Ethical Fashion Brands
Ethical fashion refers to how clothing is made and takes into account the materials that are used but also the treatment of the workers, their salaries and their safety. The movement is growing and shedding light on the unsustainable practices of so-called “fast” fashion – miserable working conditions, unlivable wages, environmental degradation and pollution. Poor men and women must endure these conditions because they do not have a choice. Currently, more and more ethical brands aim to give back to local communities in developing countries. In this article, five ethical brands working to alleviate poverty by empowering women are presented.

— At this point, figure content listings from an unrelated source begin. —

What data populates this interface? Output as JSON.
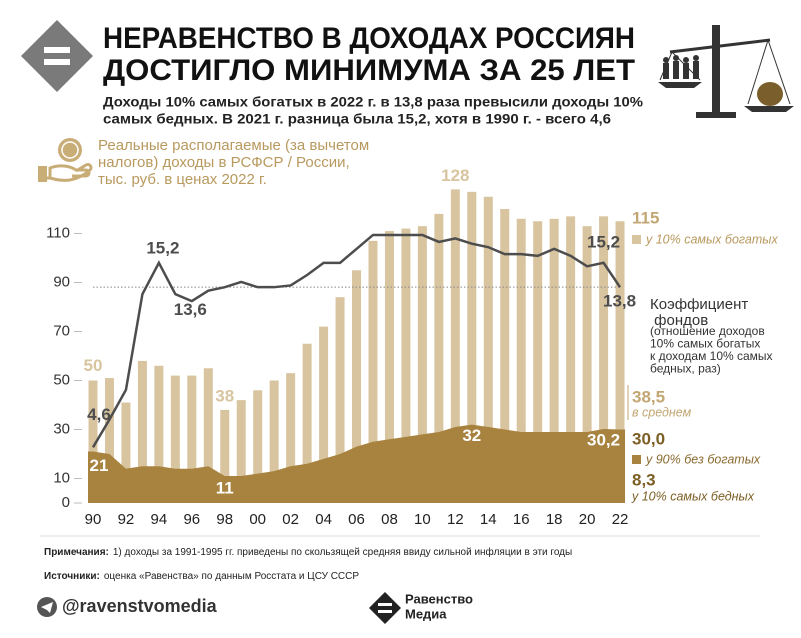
{
  "header": {
    "title_lines": [
      "НЕРАВЕНСТВО В ДОХОДАХ РОССИЯН",
      "ДОСТИГЛО МИНИМУМА ЗА 25 ЛЕТ"
    ],
    "subtitle_lines": [
      "Доходы 10% самых богатых в 2022 г. в 13,8 раза превысили доходы 10%",
      "самых бедных. В 2021 г. разница была 15,2, хотя в 1990 г. - всего 4,6"
    ]
  },
  "chart_data": {
    "type": "bar",
    "axis_note_lines": [
      "Реальные располагаемые (за вычетом",
      "налогов) доходы в РСФСР / России,",
      "тыс. руб. в ценах 2022 г."
    ],
    "categories": [
      "90",
      null,
      "92",
      null,
      "94",
      null,
      "96",
      null,
      "98",
      null,
      "00",
      null,
      "02",
      null,
      "04",
      null,
      "06",
      null,
      "08",
      null,
      "10",
      null,
      "12",
      null,
      "14",
      null,
      "16",
      null,
      "18",
      null,
      "20",
      null,
      "22"
    ],
    "ylim": [
      0,
      130
    ],
    "yticks": [
      0,
      10,
      30,
      50,
      70,
      90,
      110
    ],
    "y2lim": [
      1.4,
      19.7
    ],
    "series": [
      {
        "name": "у 10% самых богатых",
        "color": "#d8c49f",
        "values": [
          50,
          51,
          41,
          58,
          56,
          52,
          52,
          55,
          38,
          42,
          46,
          50,
          53,
          65,
          72,
          84,
          95,
          107,
          111,
          112,
          113,
          118,
          128,
          127,
          125,
          120,
          116,
          115,
          116,
          117,
          113,
          117,
          115
        ],
        "value_labels": [
          "50",
          null,
          null,
          null,
          null,
          null,
          null,
          null,
          "38",
          null,
          null,
          null,
          null,
          null,
          null,
          null,
          null,
          null,
          null,
          null,
          null,
          null,
          "128",
          null,
          null,
          null,
          null,
          null,
          null,
          null,
          null,
          null,
          "115"
        ]
      },
      {
        "name": "у 90% без богатых",
        "color": "#a8823f",
        "values": [
          21,
          20,
          14,
          15,
          15,
          14,
          14,
          15,
          11,
          11,
          12,
          13,
          15,
          16,
          18,
          20,
          23,
          25,
          26,
          27,
          28,
          29,
          31,
          32,
          31,
          30,
          29,
          29,
          29,
          29,
          29,
          30.2,
          30
        ],
        "value_labels": [
          "21",
          null,
          null,
          null,
          null,
          null,
          null,
          null,
          "11",
          null,
          null,
          null,
          null,
          null,
          null,
          null,
          null,
          null,
          null,
          null,
          null,
          null,
          null,
          "32",
          null,
          null,
          null,
          null,
          null,
          null,
          null,
          "30,2",
          "30,0"
        ]
      },
      {
        "name": "Коэффициент фондов",
        "axis": "y2",
        "color": "#4d4d4d",
        "values": [
          4.6,
          6.2,
          7.9,
          13.4,
          15.2,
          13.4,
          13.0,
          13.6,
          13.8,
          14.1,
          13.8,
          13.8,
          13.9,
          14.5,
          15.2,
          15.2,
          16.0,
          16.8,
          16.8,
          16.8,
          16.8,
          16.4,
          16.6,
          16.3,
          16.1,
          15.7,
          15.7,
          15.6,
          16.0,
          15.6,
          15.0,
          15.2,
          13.8
        ],
        "value_labels": [
          "4,6",
          null,
          null,
          null,
          "15,2",
          null,
          null,
          "13,6",
          null,
          null,
          null,
          null,
          null,
          null,
          null,
          null,
          null,
          null,
          null,
          null,
          null,
          null,
          null,
          null,
          null,
          null,
          null,
          null,
          null,
          null,
          null,
          "15,2",
          "13,8"
        ],
        "description_lines": [
          "(отношение доходов",
          "10% самых богатых",
          "к доходам 10% самых",
          "бедных, раз)"
        ]
      }
    ],
    "annotations": [
      {
        "value": 38.5,
        "label": "38,5",
        "text": "в среднем",
        "color": "#c2a673"
      },
      {
        "value": 8.3,
        "label": "8,3",
        "text": "у 10% самых бедных",
        "color": "#7d5f25"
      }
    ]
  },
  "notes": {
    "label": "Примечания:",
    "text": "1) доходы за 1991-1995 гг. приведены по скользящей средняя ввиду сильной инфляции в эти годы"
  },
  "sources": {
    "label": "Источники:",
    "text": "оценка «Равенства» по данным Росстата и ЦСУ СССР"
  },
  "footer": {
    "handle": "@ravenstvomedia",
    "logo_lines": [
      "Равенство",
      "Медиа"
    ]
  }
}
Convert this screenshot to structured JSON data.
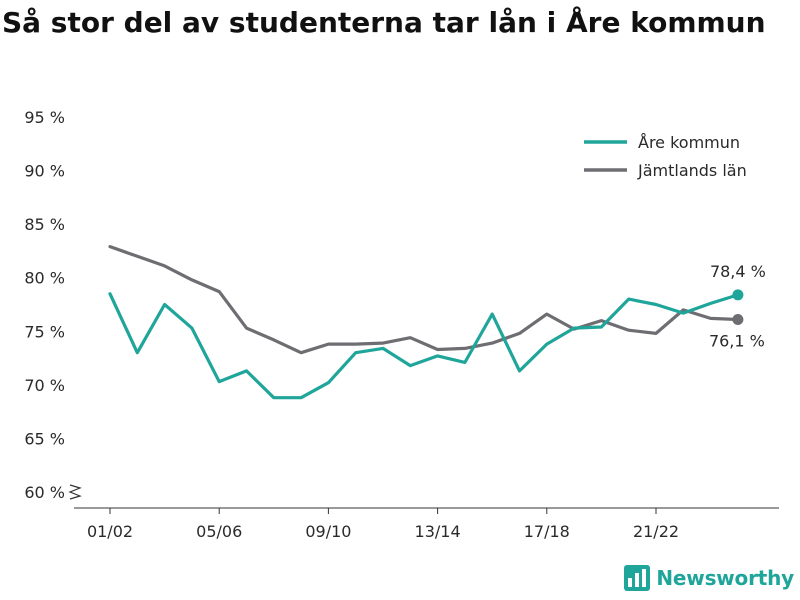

Ethical Brands that Empower Women

  1. Krochet Kids puts a face behind the product. Everything they produce is hand-signed by the woman who made it and customers can learn about the stories of these women online. The company provides job opportunities to women in need to help them break the cycle of poverty. It all started as a hobby of high school friends who crocheted their own winter hats and other products. After attending college and spending some time in Uganda, the idea to pass on the skill of crocheting to people emerged. By teaching people the craft they gave them the autonomy to start working and providing for their families. Krochet Kids provides jobs which is a crucial step toward alleviating poverty. They also work with a nonprofit partner Capable, in order to go further and provide services to help their employees in all areas of life. The program includes mentorship, educational and financial services. Capable’s goal is to equip people with the skills, knowledge and resources they need to permanently get out of poverty and create their own business.
  2. ABLE is a lifestyle brand whose mission is to end generational poverty by giving women economic opportunity. The founder, Barrett Ward, had a firsthand experience witnessing how poor young women in Ethiopia had to prostitute to support themselves and he decided to change that. The brand has grown a lot over the years and currently works in countries like Ethiopia, Mexico, Peru and Nashville. All of the company’s products have something in common- they are made by women and help bring the end of generational poverty closer. To show the true impact of their work, ABLE is committed to radical transparency and publishes the wages of their employees. They also use a platform that measures social impact. By being radically transparent they want to empower consumers to demand change through their choices and invest in women.
  3. Initially starting out as a nonprofit organization in 2008, Raven + Lily now employs over 1,500 women in order to help them break free from the cycle of poverty. Their partners ensure that they pay their employees livable wages. Raven + Lily recognizes that production impacts people and the planet and does not only minimize the waste by using repurposed or recycled materials but aims to empower women on a bigger scale. Every purchase funds microloans given to women entrepreneurs in local communities. Raven + Lily provides women with a safe job, fair wages, health care and tools to empower them to thrive.
  4. Mayamiko is an ethical brand that produces clothes, accessories and homeware ethically made in Malawi. The brand uses and draws inspiration from African techniques and locally printed fabrics. Mayamiko works closely with Mayamiko Trust, a charity that aims to nurture the talents and creativity of those most disadvantaged. They lift people out of poverty by training them in activities that could transfer into a trade. The Mayamiko Trust and the brand work together through the Mayamiko Fashion Lab. The Lab provides education, nutrition and sanitation. Disadvantaged women, many of them being HIV patients or orphans, learn sewing and tailoring and develop business and financial skills. Upon completion of the training, they receive guidance, mentorship and recognized qualifications as well as access to microloans to help them start their own business. The Mayamiko Trust also crafts and provides reusable sanitary kits to women, giving them a safe and hygienic option for their period.
  5. HopeMade is child-labor-free certified brand and committed to high-quality ethically made products. The company started in September 2016 with the goal of producing conscious and ethical fashion and providing employees with dignifying wages and work. The brand uses 100 percent alpaca fiber that is knitted in Peru by local artisans. Their core values are sustainability, fair trade and ethics and they are on a mission to transform the way style is produced, perceived and consumed. The brand is managed from Colombia where indigenous tribes work and earn fair wages.

Empowering women impacts and lifts whole communities out of poverty. When women earn a sustainable income, they reinvest it back into food, health, education, children, their family and the community. Ethical brands help women create their own businesses, provide for their families and escape the cycle of poverty.